Eddie Mack ’17 is in limbo.
He’s at the top of the key, in a grey Nike Wolverines coach’s polo, black jeans and grey Nike sneakers. He slouches and crosses his arms, watching the boys’ basketball team warm up, giving them high fives and talking to an assistant coach; he’s the definition of nondescript.
Eventually, he wanders over to assistant coach Osiris Nalls.
“When do you want me to bring out the water?” Mack asks.
Mack is the Wolverines’ team manager. So were his two brothers, Jimmy ’08 and Robbie, and so was his father, Curtis. When he signed up last year, he was just carrying on the family legacy. There was never really a question if he’d manage the basketball team; it was just a matter of when.
Now, he’s focused on doing his job. He shuttles water from the bright orange Gatorade tank to players, often getting to them before they reach the bench after subbing out of the game.
A player checks out of the game and takes a seat. Halfway across the bench, water in hand, Mack comes to a stop. He’s ducking. Three fans are in the first row of the bleachers, right behind Eddie.
They start laughing. “Go ahead,” they say.
Mack sprints through. On the way back, he dips again in front of the three, waiting for the play to end before blocking their view.
“Go ahead,” they say again.
But Mack stays put until the ball rolls out of bounds at the opposite end of the court.
“I don’t want you to notice me,” he tells them, and then rushes back to his seat at the end of the bench, out of the way.
On the way back, Henry Vogel ’16 turns around and looks at Eddie. Vogel opens his mouth.
“Towel,” Mack says, already on his way to get it.
This is rare day for Eddie. Often, instead of helping on the bench, he sits above the action in the last row of the bleachers. He films the games there for coaches and players to dissect later. That’s where he’s been as Cassius Stanley ’19 has alley ooped and reversed his way onto SportsCenter, catching it all on video.
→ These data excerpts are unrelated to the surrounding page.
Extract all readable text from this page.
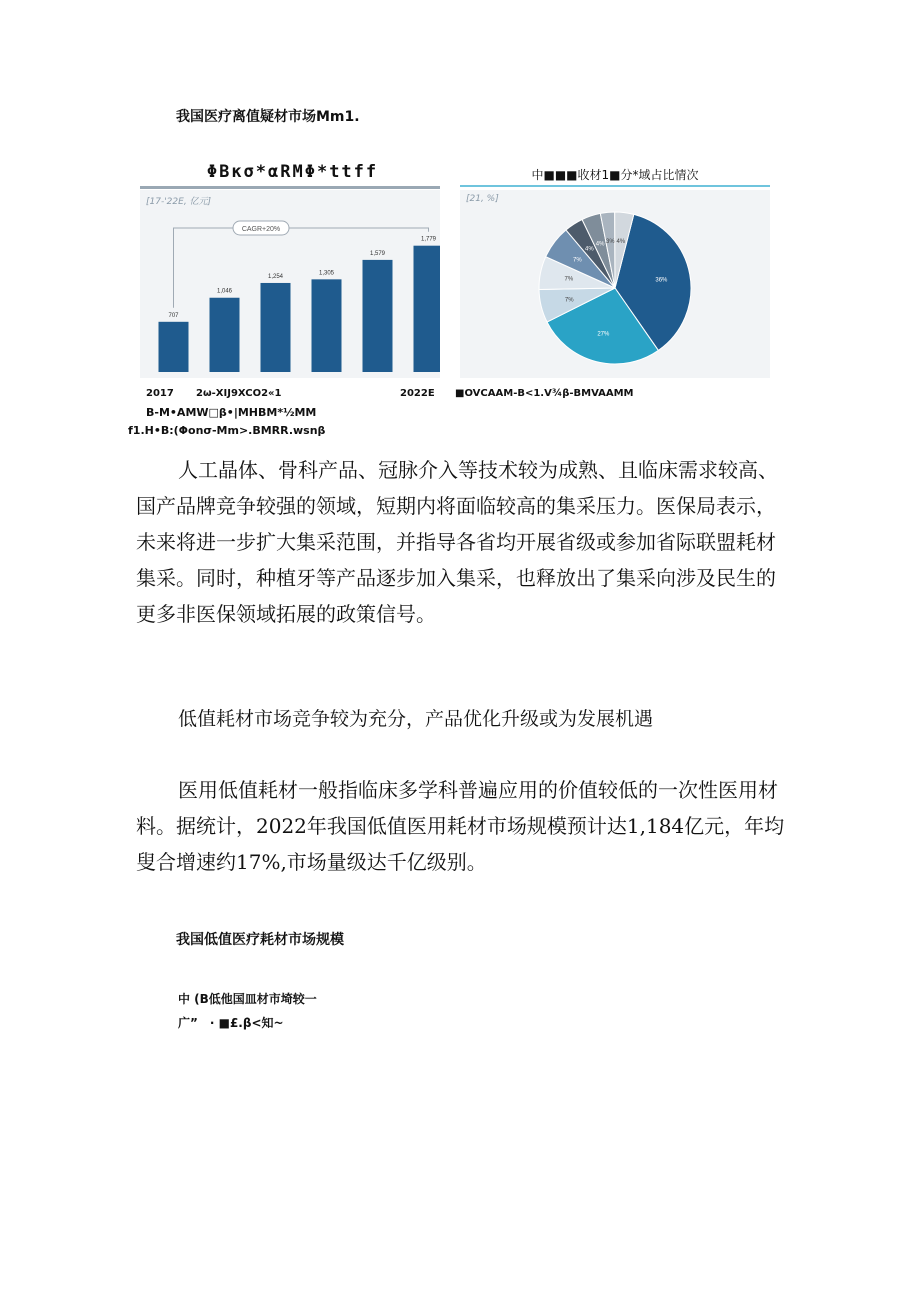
我国医疗离值疑材市场Mm1.
ΦBκσ*αRMΦ*ttff
[17-'22E, 亿元]
707
1,046
1,254
1,305
1,579
1,779
CAGR+20%
中■■■收材1■分*域占比情次
[21, %]
36%
27%
7%
7%
7%
4%
4% 3% 4%
2017 2ω-XIJ9XCO2«1	2022E ■OVCAAM-B<1.V¾β-BMVAAMM
B-M•AMW□β•|MHBM*½MM
f1.H•B:(Φonσ-Mm>.BMRR.wsnβ

人工晶体、骨科产品、冠脉介入等技术较为成熟、且临床需求较高、国产品牌竞争较强的领域，短期内将面临较高的集采压力。医保局表示，未来将进一步扩大集采范围，并指导各省均开展省级或参加省际联盟耗材集采。同时，种植牙等产品逐步加入集采，也释放出了集采向涉及民生的更多非医保领域拓展的政策信号。

低值耗材市场竞争较为充分，产品优化升级或为发展机遇

医用低值耗材一般指临床多学科普遍应用的价值较低的一次性医用材料。据统计，2022年我国低值医用耗材市场规模预计达1,184亿元，年均叟合增速约17%,市场量级达千亿级别。

我国低值医疗耗材市场规模
中 (B低他国皿材市埼较一
广”　· ■£.β<知~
It’s mundane, and it’s lonely sometimes, which about sums up being manager as well as anything.
But that tedium doesn’t make Mack care any less or work any less hard. He mans the clock in practice, lugs equipment bags to and from the team buses and sometimes keeps stats. At a tournament in Palm Springs, Coach Nalls called for Mack and fellow manager Daniel Eghbal ’16. He told them they were going to have a little competition, and after the tournament, he would crown one of them “Number One Manager”. The rest of the weekend, the two raced to grab equipment and to bring gear before it was even requested. On the way home, they asked who won. “You know what?” Nalls told them. “You’re both good.”
The tie stung for Mack at first, like all ties do. “But hey, at least we’re both not bad,” he says now.
Mack jokes around with the players just as much as he does with the coaches. Yet he doesn’t belong to either. He’s like a warped puzzle piece, never fully finding his place.
“Not quite a player. Not quite a coach,” he explains. “Somewhere in the middle.”
At a practice during the off-season, a player hollered at Eddie. He wanted Mack to grab rebounds. Right after Mack started, a coach called. He wanted Mack to run the clock. Mack headed to the clock, but not before shagging one more ball. It’s a classic scenario for the manager, caught between two competing views of himself.
Mack is back at the top of the bleachers with his camcorder one March Saturday. It’s the California Division IV Semifinals, where a win will send the team to the State Championships. It’s a low scoring game at first, neither Viewpoint nor the Wolverines able to hit their shots. By the second half, they are falling and by the late fourth quarter, the Wolverines take control. Mack watches it all from above, silently following the play with the camera. He doesn’t say a word as the game slips into its final minute, and he doesn’t say a word as the clock hit zero: HARVARD-WESTLAKE 52, VIEWPOINT 39.
He doesn’t say a word as he rushes down the aisle with the tripod, collapsing it as he goes. Everything comes out when he reaches the court and the Wolverine bench. “LET’S GO!” he screams, and if he isn’t high fiving a player, he’s hugging them.
Mack is one of the last people off the court when the celebration moves into the locker room. He trails head coach David Rebibo, and when they enter, all of the players dump cups of water on their coach, an impromptu Gatorade bath. Mack gets doused as well, and everybody rushes the coach and the manager, jumping up and down with excitement.
“WE’RE GOING TO STATE! WE’RE GOING TO STATE!” They repeated it over and over, sometimes with joy, sometimes with shock. Eddie was right in the middle of it, and he felt at home there, bouncing around with his team.